Published in Nature Immunology. Bone marrow neutrophils polarized with IL-4 and G-CSF acquire alternative activation markers, produce growth factors, and drive substantial axon regeneration after CNS injury when adoptively transferred.
The adult central nervous system has a limited capacity for self-repair. Severed CNS axons typically fail to regrow, leaving an unmet need for treatments that enhance neuronal viability, facilitate axon regeneration, and restore lost neurological function in traumatic CNS injury, multiple sclerosis, stroke, and other neurological disorders.

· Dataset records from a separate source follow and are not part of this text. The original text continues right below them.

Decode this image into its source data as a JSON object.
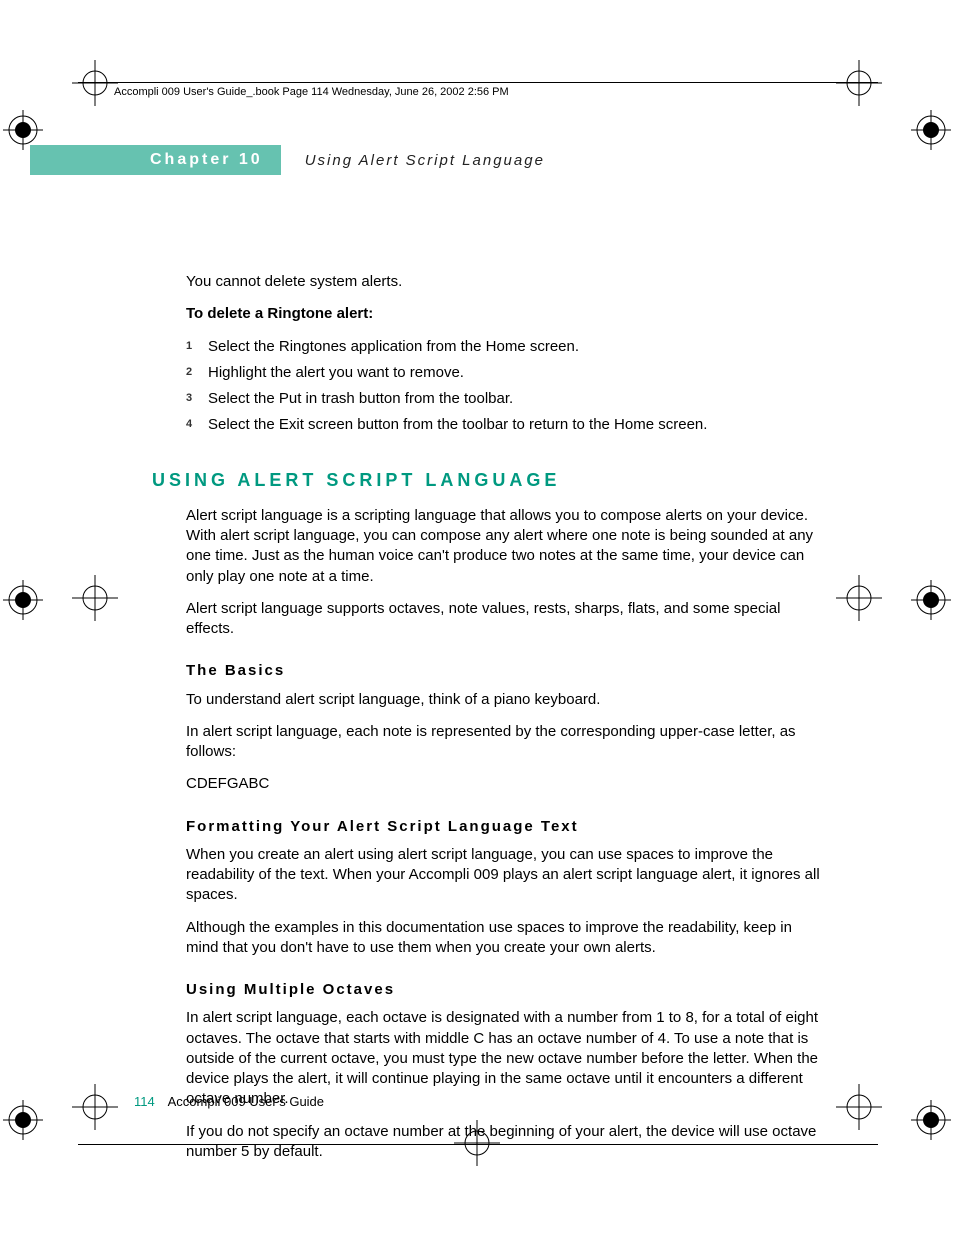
{
  "print_header": "Accompli 009 User's Guide_.book  Page 114  Wednesday, June 26, 2002  2:56 PM",
  "chapter": {
    "label": "Chapter 10",
    "title": "Using Alert Script Language"
  },
  "intro_para": "You cannot delete system alerts.",
  "delete_heading": "To delete a Ringtone alert:",
  "delete_steps": [
    "Select the Ringtones application from the Home screen.",
    "Highlight the alert you want to remove.",
    "Select the Put in trash button from the toolbar.",
    "Select the Exit screen button from the toolbar to return to the Home screen."
  ],
  "section": {
    "heading": "USING ALERT SCRIPT LANGUAGE",
    "p1": "Alert script language is a scripting language that allows you to compose alerts on your device. With alert script language, you can compose any alert where one note is being sounded at any one time. Just as the human voice can't produce two notes at the same time, your device can only play one note at a time.",
    "p2": "Alert script language supports octaves, note values, rests, sharps, flats, and some special effects."
  },
  "basics": {
    "heading": "The Basics",
    "p1": "To understand alert script language, think of a piano keyboard.",
    "p2": "In alert script language, each note is represented by the corresponding upper-case letter, as follows:",
    "p3": "CDEFGABC"
  },
  "formatting": {
    "heading": "Formatting Your Alert Script Language Text",
    "p1": "When you create an alert using alert script language, you can use spaces to improve the readability of the text. When your Accompli 009 plays an alert script language alert, it ignores all spaces.",
    "p2": "Although the examples in this documentation use spaces to improve the readability, keep in mind that you don't have to use them when you create your own alerts."
  },
  "octaves": {
    "heading": "Using Multiple Octaves",
    "p1": "In alert script language, each octave is designated with a number from 1 to 8, for a total of eight octaves. The octave that starts with middle C has an octave number of 4. To use a note that is outside of the current octave, you must type the new octave number before the letter. When the device plays the alert, it will continue playing in the same octave until it encounters a different octave number.",
    "p2": "If you do not specify an octave number at the beginning of your alert, the device will use octave number 5 by default."
  },
  "footer": {
    "page": "114",
    "title": "Accompli 009 User's Guide"
  }
}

This study shows that both mouse and human bone marrow neutrophils, polarized with a combination of recombinant interleukin-4 (IL-4) and granulocyte colony-stimulating factor (G-CSF), upregulate alternative activation markers and produce an array of growth factors, gaining the capacity to promote neurite outgrowth.
Adoptive transfer of IL-4/G-CSF-polarized bone marrow neutrophils into experimental models of CNS injury triggered substantial axon regeneration within the optic nerve and spinal cord. The findings have implications for autologous myeloid cell-based therapies aimed at reversing CNS damage.
The Quantitative Imaging Group contributed image analysis methods for the study.
Cytokine polarized, alternatively activated bone marrow neutrophils drive axon regeneration. Jerome AD, Sas AR, Wang Y, Hammond LA, Wen J, Atkinson JR, Webb A, Liu T, Segal BM. Nature Immunology. 2024;25(6):957-968.